Comment Three. In both letters October 10 and 17, references were made to bringing God or faith to these issues of life and death. Can we discuss these a bit also? Sayings like “you cannot give what you do not have” and “joy is not the absence of sorrow, joy is the presence of God” come to mind, but perhaps the best way I can describe this is to say in my own words, faith is not a crutch, faith is a superpower. There are no reasonable answers for the big questions of pain and suffering to be found in our mortal brains, other than despair and death. How can there be? How can we dispel darkness…except with light? And we cannot give light, unless we are connected to light. So yes to the Superpower, thank you.

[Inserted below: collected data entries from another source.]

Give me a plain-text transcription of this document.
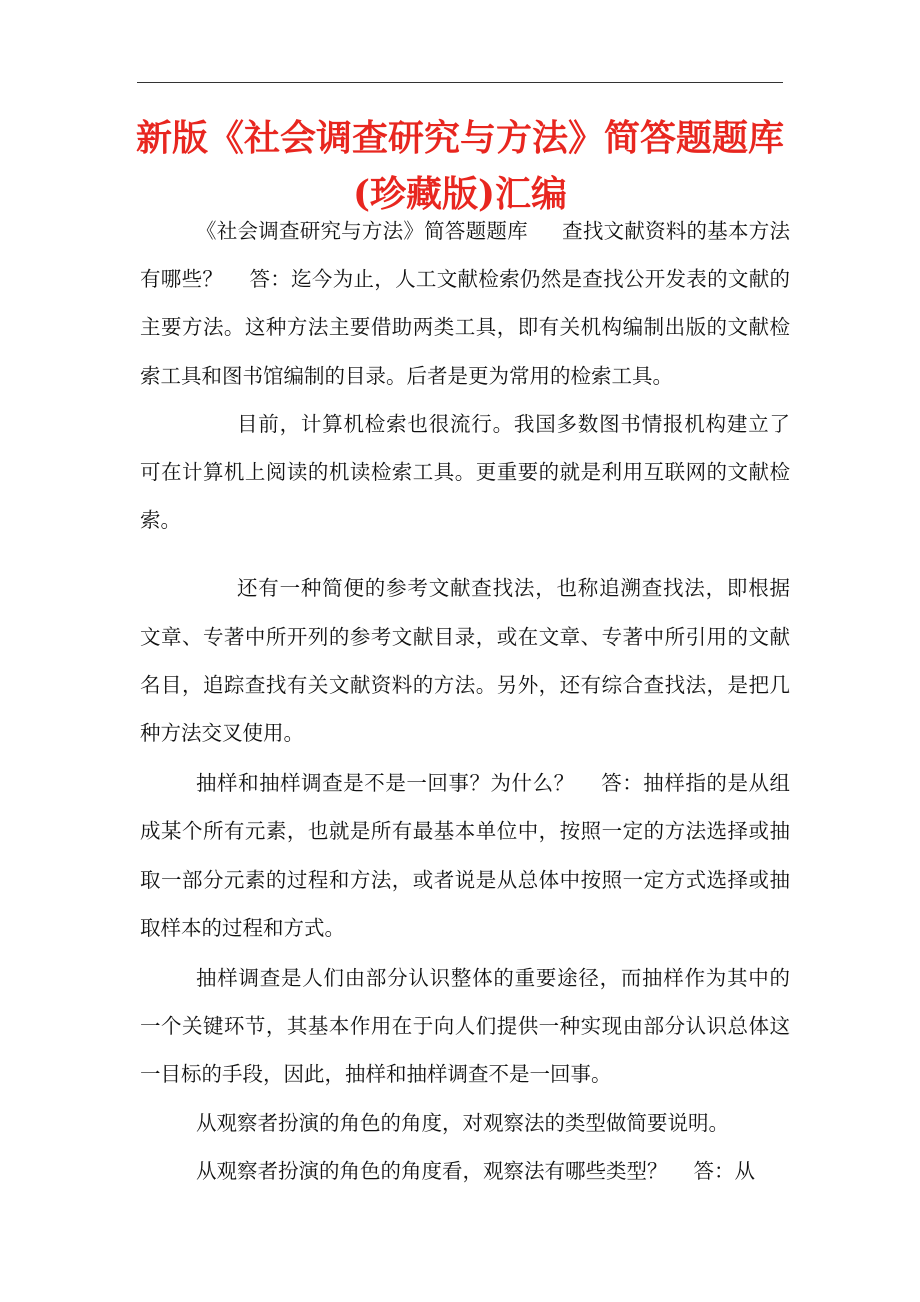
新版《社会调查研究与方法》简答题题库(珍藏版)汇编

《社会调查研究与方法》简答题题库 查找文献资料的基本方法有哪些？ 答：迄今为止，人工文献检索仍然是查找公开发表的文献的主要方法。这种方法主要借助两类工具，即有关机构编制出版的文献检索工具和图书馆编制的目录。后者是更为常用的检索工具。

目前，计算机检索也很流行。我国多数图书情报机构建立了可在计算机上阅读的机读检索工具。更重要的就是利用互联网的文献检索。

还有一种简便的参考文献查找法，也称追溯查找法，即根据文章、专著中所开列的参考文献目录，或在文章、专著中所引用的文献名目，追踪查找有关文献资料的方法。另外，还有综合查找法，是把几种方法交叉使用。

抽样和抽样调查是不是一回事？为什么？ 答：抽样指的是从组成某个所有元素，也就是所有最基本单位中，按照一定的方法选择或抽取一部分元素的过程和方法，或者说是从总体中按照一定方式选择或抽取样本的过程和方式。

抽样调查是人们由部分认识整体的重要途径，而抽样作为其中的一个关键环节，其基本作用在于向人们提供一种实现由部分认识总体这一目标的手段，因此，抽样和抽样调查不是一回事。

从观察者扮演的角色的角度，对观察法的类型做简要说明。

从观察者扮演的角色的角度看，观察法有哪些类型？ 答：从
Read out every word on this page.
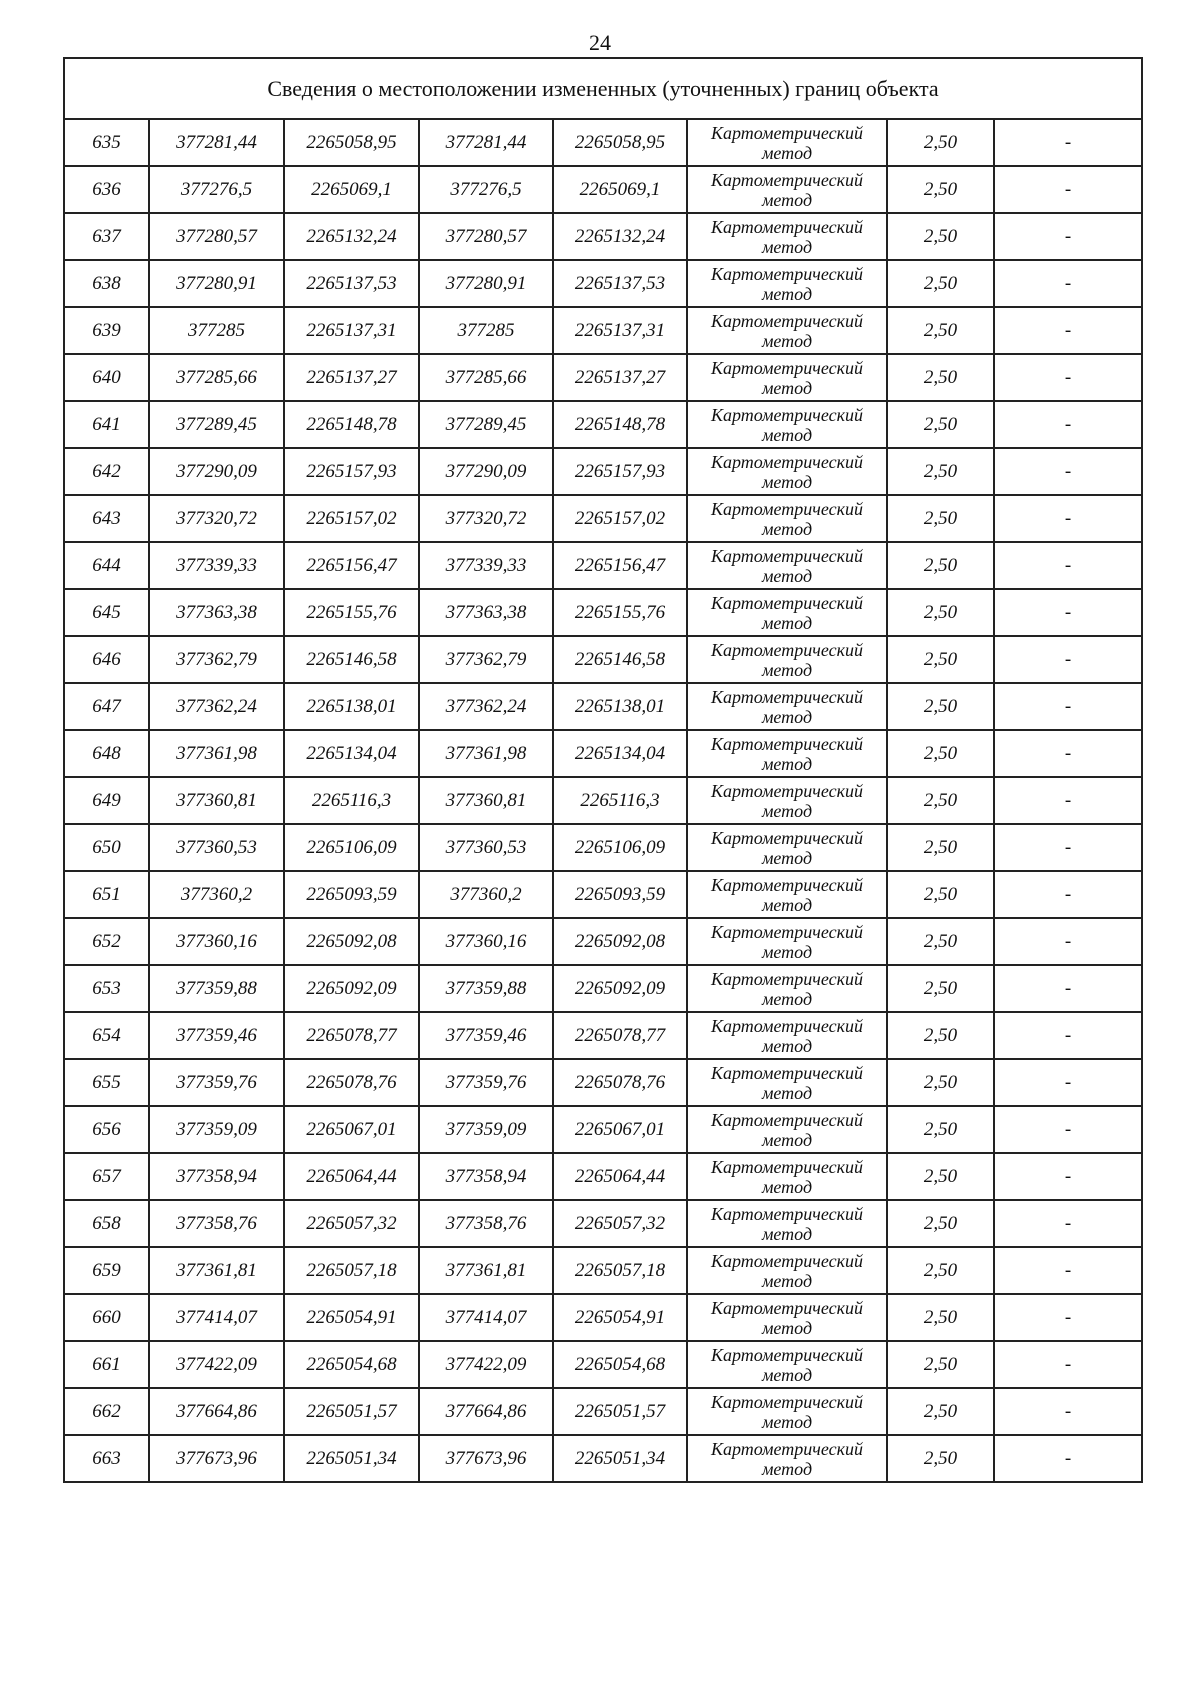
24
Сведения о местоположении измененных (уточненных) границ объекта							
635	377281,44	2265058,95	377281,44	2265058,95	Картометрический метод	2,50	-
636	377276,5	2265069,1	377276,5	2265069,1	Картометрический метод	2,50	-
637	377280,57	2265132,24	377280,57	2265132,24	Картометрический метод	2,50	-
638	377280,91	2265137,53	377280,91	2265137,53	Картометрический метод	2,50	-
639	377285	2265137,31	377285	2265137,31	Картометрический метод	2,50	-
640	377285,66	2265137,27	377285,66	2265137,27	Картометрический метод	2,50	-
641	377289,45	2265148,78	377289,45	2265148,78	Картометрический метод	2,50	-
642	377290,09	2265157,93	377290,09	2265157,93	Картометрический метод	2,50	-
643	377320,72	2265157,02	377320,72	2265157,02	Картометрический метод	2,50	-
644	377339,33	2265156,47	377339,33	2265156,47	Картометрический метод	2,50	-
645	377363,38	2265155,76	377363,38	2265155,76	Картометрический метод	2,50	-
646	377362,79	2265146,58	377362,79	2265146,58	Картометрический метод	2,50	-
647	377362,24	2265138,01	377362,24	2265138,01	Картометрический метод	2,50	-
648	377361,98	2265134,04	377361,98	2265134,04	Картометрический метод	2,50	-
649	377360,81	2265116,3	377360,81	2265116,3	Картометрический метод	2,50	-
650	377360,53	2265106,09	377360,53	2265106,09	Картометрический метод	2,50	-
651	377360,2	2265093,59	377360,2	2265093,59	Картометрический метод	2,50	-
652	377360,16	2265092,08	377360,16	2265092,08	Картометрический метод	2,50	-
653	377359,88	2265092,09	377359,88	2265092,09	Картометрический метод	2,50	-
654	377359,46	2265078,77	377359,46	2265078,77	Картометрический метод	2,50	-
655	377359,76	2265078,76	377359,76	2265078,76	Картометрический метод	2,50	-
656	377359,09	2265067,01	377359,09	2265067,01	Картометрический метод	2,50	-
657	377358,94	2265064,44	377358,94	2265064,44	Картометрический метод	2,50	-
658	377358,76	2265057,32	377358,76	2265057,32	Картометрический метод	2,50	-
659	377361,81	2265057,18	377361,81	2265057,18	Картометрический метод	2,50	-
660	377414,07	2265054,91	377414,07	2265054,91	Картометрический метод	2,50	-
661	377422,09	2265054,68	377422,09	2265054,68	Картометрический метод	2,50	-
662	377664,86	2265051,57	377664,86	2265051,57	Картометрический метод	2,50	-
663	377673,96	2265051,34	377673,96	2265051,34	Картометрический метод	2,50	-
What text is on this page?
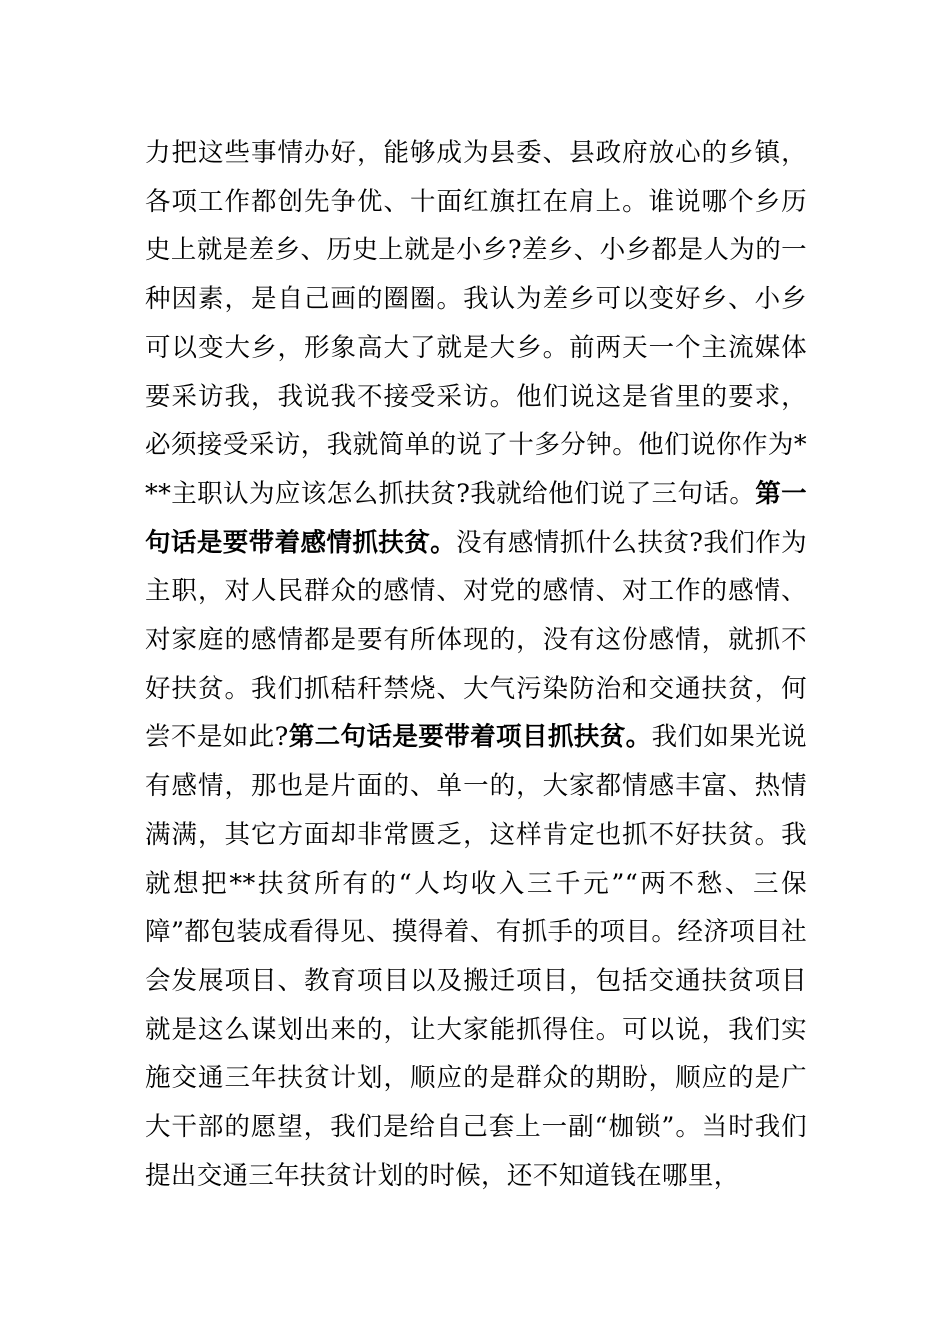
力把这些事情办好，能够成为县委、县政府放心的乡镇，各项工作都创先争优、十面红旗扛在肩上。谁说哪个乡历史上就是差乡、历史上就是小乡?差乡、小乡都是人为的一种因素，是自己画的圈圈。我认为差乡可以变好乡、小乡可以变大乡，形象高大了就是大乡。前两天一个主流媒体要采访我，我说我不接受采访。他们说这是省里的要求，必须接受采访，我就简单的说了十多分钟。他们说你作为***主职认为应该怎么抓扶贫?我就给他们说了三句话。第一句话是要带着感情抓扶贫。没有感情抓什么扶贫?我们作为主职，对人民群众的感情、对党的感情、对工作的感情、对家庭的感情都是要有所体现的，没有这份感情，就抓不好扶贫。我们抓秸秆禁烧、大气污染防治和交通扶贫，何尝不是如此?第二句话是要带着项目抓扶贫。我们如果光说有感情，那也是片面的、单一的，大家都情感丰富、热情满满，其它方面却非常匮乏，这样肯定也抓不好扶贫。我就想把**扶贫所有的“人均收入三千元”“两不愁、三保障”都包装成看得见、摸得着、有抓手的项目。经济项目社会发展项目、教育项目以及搬迁项目，包括交通扶贫项目就是这么谋划出来的，让大家能抓得住。可以说，我们实施交通三年扶贫计划，顺应的是群众的期盼，顺应的是广大干部的愿望，我们是给自己套上一副“枷锁”。当时我们提出交通三年扶贫计划的时候，还不知道钱在哪里，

Comment Four. And of course we all have a choice. We have the right to make our own choices. Of course we do. But what if it is about two warring kingdoms after all? One with the death doulas and the Ebenezer Scrooges and one with life doulas and the Saint Francises? These two kingdoms will never agree, they cannot. So yes we must choose. And yes, there is a battle, and so we must fight.
Finally, for my promised movie reference, I propose “Indiana Jones and the Last Crusade”. In one of the scenes near the end, there are a few dozen goblets all of which bring death if “chosen poorly”, and only one which will bring eternal life. The old Crusader monk advises both the Nazi officer and Indian Jones to “choose wisely.” Indeed.